A "Era da pós-verdade", Trump e a semana dos nossos média...



Anda tudo assarampantado, ainda, com a vitória do Trump. Vai daí, as cabeças bem pensantes da praça aliviam o seu desapontamento com o conceito trendy da "pós-verdade".

Neste momento convém dizer que não sou defensor de Trump, tenho-o por algo nefasto que trará consequências...(razão tinha Passos, o Diabo sempre apareceu!) mas irrita-me a diabolização "deste" Trump, por contraste à passividade - reverência, até - dos media a tantos outros que andam por aí! Desde que pertençam à área ideológica correta...

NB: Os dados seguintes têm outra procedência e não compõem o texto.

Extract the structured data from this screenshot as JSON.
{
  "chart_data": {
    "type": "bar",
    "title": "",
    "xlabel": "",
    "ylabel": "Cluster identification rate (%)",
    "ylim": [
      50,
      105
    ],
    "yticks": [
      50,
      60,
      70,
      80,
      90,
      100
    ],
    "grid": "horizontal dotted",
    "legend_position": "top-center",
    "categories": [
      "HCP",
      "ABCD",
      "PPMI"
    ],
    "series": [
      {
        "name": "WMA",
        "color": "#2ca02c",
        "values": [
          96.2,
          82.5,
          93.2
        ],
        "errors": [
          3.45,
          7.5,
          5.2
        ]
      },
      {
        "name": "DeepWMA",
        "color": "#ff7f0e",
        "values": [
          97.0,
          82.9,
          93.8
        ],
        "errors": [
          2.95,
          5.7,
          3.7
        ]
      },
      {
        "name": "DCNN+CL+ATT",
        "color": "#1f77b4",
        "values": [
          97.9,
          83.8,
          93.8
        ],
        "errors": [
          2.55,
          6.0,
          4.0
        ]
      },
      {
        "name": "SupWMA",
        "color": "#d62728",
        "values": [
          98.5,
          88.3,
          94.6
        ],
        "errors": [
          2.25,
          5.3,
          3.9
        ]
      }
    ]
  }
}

Mas voltemos à "pós-verdade". Para algumas mentes dormirem mais descansadas, explicam a vitória de belzebu pelo uso de recorrente de mentiras. Mentiras que, função de complexas questões relacionadas com o mundo mediático, as redes sociais, etc.., não foram, como deviam, desmontadas perante o "comum mortal" que assim, coitado, ficou à mercê da retórica, demagogia e populismo do candidato ocasional.

Isto é malta preocupada com as grandes questões! A verdade, a mentira, o papel dos media na salvaguarda da ética e (não vamos ter medo de o dizer) da moral.


Em paralelo com estas angústias, o que vi esta semana?...

Continua a novela mexicana em torno das declarações da Administração da CGD. É público e não desmentido, que a não entrega das declarações de património pelos srs administradores foi objeto de acordo prévio (verbal, email... ) da parte de Centeno e Costa. Nunca vi confrontarem diretamente Costa com esta questão. Sobre o assunto vi-o numa peça de telejornal dizer que ele "entrega as suas" (Pilatos, não faria melhor).

Qual o valor de um acordo, qual o valor da verdade, neste caso? Se eu ofereço uma determinada condição a alguém e depois verifico que ela não se pode concretizar, o procedimento correto não seria, sem rodeios, assumi-lo?
 

2 dias atrás, a propósito da solução encontrada para a Carris, numa daquelas cerimónias para abrir telejornais e propangandear soundbytes ao melhor estilo socialista, o mesmo Costa afirmava pomposamente "O bom senso prevaleceu sobre o fanatismo ideológico.", referindo-se, obviamente, ao governo anterior que tinha concessionado (não privatizado) aqueles serviços de transporte.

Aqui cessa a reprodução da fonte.